The waist belt rides mid-stomach, which is on purpose, so if you have a belt-kit or battle belt it will keep that area free and accessible.
This is a perfect sized pack for women and teens. Overall size: 9"(L) x 10"(W) x 18"(H).
UPDATE: Maxpedition now has 2 versions of the Falcon Backpack, the II and III. They are similar but different sizes. The II is 23L while the III is 35L. The III adds velcro interior (for CC or other organizing) and added side ports for the hydration tube.
The front pockets are slightly larger. The Falcon-III will run you a few dollars more.
Since we are on the subject of straps let me say this: I really like the straps on the Maxpedition Falcon-II. They are comfy and fit just right. They tuck up under the arm nicely and don't take up unnecessary room along the oblique area.
PALS webbing included on them along with a chest strap. One recommendation you will thank me for: get some Web Dominators from Maxpedition to take up the extra strap along the bottom unless you plan on cutting them to fit.
As I mentioned earlier there is a waist strap. If you don't want to the waist strap, loop it back around the front of the pack to get it out of the way or remove it completely.
It has its own excess strap bands so floppy straps are not a concern. I wouldn't say it's meant to take up any weight. It is there as a stabilizing strap since it rides so high.
Thats a good thing if you plan on carrying a side bag with you, as I do with a Maxpedition Bottle Holder.
With this pack it's almost necessary to have more kit with you if you are looking to cover 72-hours. It really all depends on the type of situation you are facing and what you are planning for.
One good addition is the use of a Maxpedition Proteus Versipack with the Falcon-II, which gives you a waist pack that sits just beneath the bigger bag cleanly.
The pack has plenty of MOLLE on the outside, so you can add a multitude of small pouches as you see fit.
Normally I don't like to do that on packs because they tend to flop all over the place and be a distraction, but part of what makes the Maxpedition Falcon-II so great is the retention straps that run along the sides, which helps keep all the add-ons in place.
On the other side we put our Yaesu FT-60R Radio and a multi-pouch beneath it which holds all our fire making stuff along with a compass.
The two front admin pockets are useful for small items, pens, the usual doodads. MOLLE on the front lets you strap on extra stuff.
Behind that lives a middle area, good for middle sized things (see where we are going here?)
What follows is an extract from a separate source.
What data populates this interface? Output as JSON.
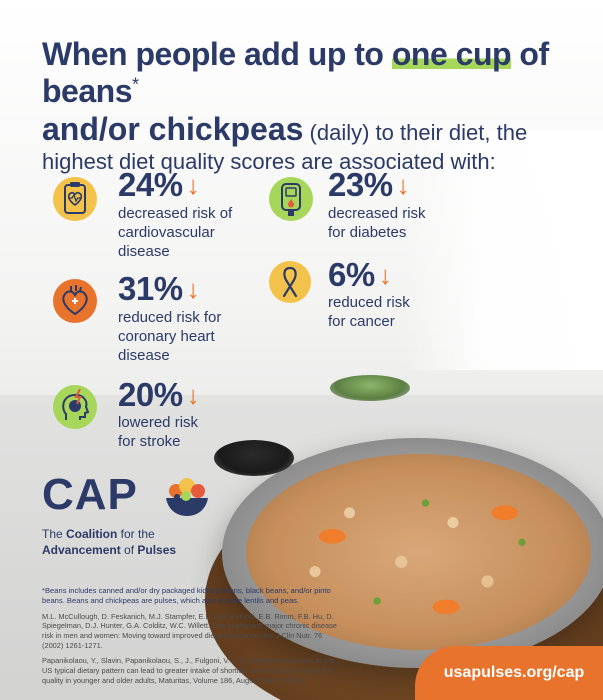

This middle part can be cinched down into the back via the side straps if you are running less than a full load of the bag - it kind of accordions in there. It's a nice touch and useful.
The final and largest area of the pack is good for clothes & hygiene kit.
There is also an area for a 2nd hydration bladder to go if you want to rock 2 of them.
The main bladder space sits under the straps where the back panel is.
The neat thing here is that you can hold 2 waters at a time - if you were using the pack as a day bag during the hot season that could come in handy.
The flap that has the hose pass-through has enough room for both tubes, and a strap that keeps them separate.
Our Camelback 100-Oz Antidote Shorty fits in there nicely. There is a hanger hook in the bag, it's just not attached in this photo.
The bottom of the pack has a reinforced waterproof bottom, which is a nice touch and more useful than you might realize until you need it.
Two straps down there too for a bedroll if you want one. Also a good spot for wet poncho storage once the rain stops.
The strap which loops over the top of the bag can also be loosened enough to hold items too.
If you havent figured it out already, we think the Maxpedition Falcon-II is a great platform to start building an Emergency Kit Go Bag with.
It's easy to expand its capability if you need it, but big enough on its own to get you most of the way there if not all they way there (if minimalism is your thing) especially since weight is such an important consideration.
Having a smaller bag ensures you don't over-load it, keeping it at a reasonable and functional weight for the average person.